When the holidays wind down, and it’s time to clean up, Alcorn even finds a silver lining to the pack-up chore dreaded by some. “It’s always satisfying to put everything away after the holidays and start the year with a clean slate.”

1. (Top) Wondering whether pros gravitate toward fresh greenery or faux? Interior designer Rachel Alcorn mixes both, favoring the fresh for its wonderful smell and texture while using faux to add volume and to cut down on the cost of purchasing new supplies each year. Hit the post-holiday sales for the best deals.


Candlesticks on a mantel

2. Candlesticks—another staple of holiday decorating—make a bigger impact when grouped together and placed at varying heights. Though these are from different sets, all are made of metal and each holds a simple white candle, giving them a unified look.


Interior designer Rachel Alcorn decorating a mirror

3. Alcorn loves using mirrors in her designs year-round but especially at the holidays. “They are inexpensive and low commitment,” she says. They also reflect light, including the twinkling variety, which is especially welcome when daylight is scarce.


A tablecloth decorating a table serving as a cocktail station

4. Alcorn collects vintage tablecloths “wherever she can find them,” using them liberally in her holiday decor.
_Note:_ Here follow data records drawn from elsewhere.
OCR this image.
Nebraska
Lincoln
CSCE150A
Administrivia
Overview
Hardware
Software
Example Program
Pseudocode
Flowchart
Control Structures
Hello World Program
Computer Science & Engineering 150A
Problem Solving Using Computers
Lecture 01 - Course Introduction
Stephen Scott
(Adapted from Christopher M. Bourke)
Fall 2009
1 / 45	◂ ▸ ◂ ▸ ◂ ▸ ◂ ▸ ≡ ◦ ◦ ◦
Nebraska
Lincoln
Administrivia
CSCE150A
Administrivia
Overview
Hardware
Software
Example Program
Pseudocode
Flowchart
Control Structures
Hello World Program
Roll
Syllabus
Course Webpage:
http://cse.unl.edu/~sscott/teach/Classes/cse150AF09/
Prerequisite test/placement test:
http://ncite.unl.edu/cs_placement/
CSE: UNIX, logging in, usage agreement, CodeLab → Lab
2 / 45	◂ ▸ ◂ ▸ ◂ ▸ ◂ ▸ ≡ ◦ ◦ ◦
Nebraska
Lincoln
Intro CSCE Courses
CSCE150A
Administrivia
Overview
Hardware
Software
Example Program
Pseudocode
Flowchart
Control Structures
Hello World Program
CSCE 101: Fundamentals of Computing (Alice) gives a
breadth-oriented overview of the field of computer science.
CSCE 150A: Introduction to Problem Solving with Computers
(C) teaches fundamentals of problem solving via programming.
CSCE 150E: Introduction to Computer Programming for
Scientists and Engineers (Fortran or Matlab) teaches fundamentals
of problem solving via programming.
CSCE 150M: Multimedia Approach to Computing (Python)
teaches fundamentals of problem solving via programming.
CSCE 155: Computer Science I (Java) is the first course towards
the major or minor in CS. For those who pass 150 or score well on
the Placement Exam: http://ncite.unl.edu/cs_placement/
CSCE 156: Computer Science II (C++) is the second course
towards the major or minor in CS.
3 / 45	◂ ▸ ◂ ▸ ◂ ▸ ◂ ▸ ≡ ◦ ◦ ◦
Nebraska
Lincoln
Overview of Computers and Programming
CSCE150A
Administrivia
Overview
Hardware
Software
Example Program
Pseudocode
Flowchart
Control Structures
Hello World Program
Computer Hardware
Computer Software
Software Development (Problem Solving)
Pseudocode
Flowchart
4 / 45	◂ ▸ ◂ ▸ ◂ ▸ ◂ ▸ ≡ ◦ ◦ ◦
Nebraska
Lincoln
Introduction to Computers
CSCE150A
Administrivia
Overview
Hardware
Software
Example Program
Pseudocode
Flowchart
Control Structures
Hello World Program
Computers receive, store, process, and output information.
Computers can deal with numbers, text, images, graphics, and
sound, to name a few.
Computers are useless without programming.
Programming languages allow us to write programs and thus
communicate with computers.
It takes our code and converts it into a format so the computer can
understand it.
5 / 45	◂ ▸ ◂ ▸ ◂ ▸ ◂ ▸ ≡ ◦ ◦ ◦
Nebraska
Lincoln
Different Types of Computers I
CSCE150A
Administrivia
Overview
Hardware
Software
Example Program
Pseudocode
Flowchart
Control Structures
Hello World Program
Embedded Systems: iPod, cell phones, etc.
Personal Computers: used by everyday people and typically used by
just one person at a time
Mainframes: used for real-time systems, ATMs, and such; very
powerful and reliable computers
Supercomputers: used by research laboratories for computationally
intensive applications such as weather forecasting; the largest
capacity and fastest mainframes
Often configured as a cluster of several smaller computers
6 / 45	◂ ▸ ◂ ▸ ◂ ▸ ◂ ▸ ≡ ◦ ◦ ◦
Here, a traditional plaid cloth is draped over furniture sporting a pop-up cocktail station. A pretty ribbon tied with greenery gives a standard table lamp a touch of holiday glam.


A seasonal vignette

5. Gather readily available materials such as a vase, ice bucket, and glasses to pull together a seasonal vignette. “Sometimes it’s about staging little moments,” Alcorn says.


Alcorn decorating bowls with holiday decorations
Bowls adorned in holiday decor

6. and 7. “I’m a huge believer in tweaking what you already have displayed,” Alcorn says. Bowls and vases on display the entire year get the holiday treatment with the addition of bulbs, bows, and greenery.


A room decorated in holiday decorations

8. Red and green isn’t the only game in town when it comes to festive color schemes. In fact, the pairing often clashes with the existing decor in many homes. Variations such as sage and cranberry can be a better fit, Alcorn suggests. Shades of pink and blue, paired with brass, silver or copper are also rich, luscious options.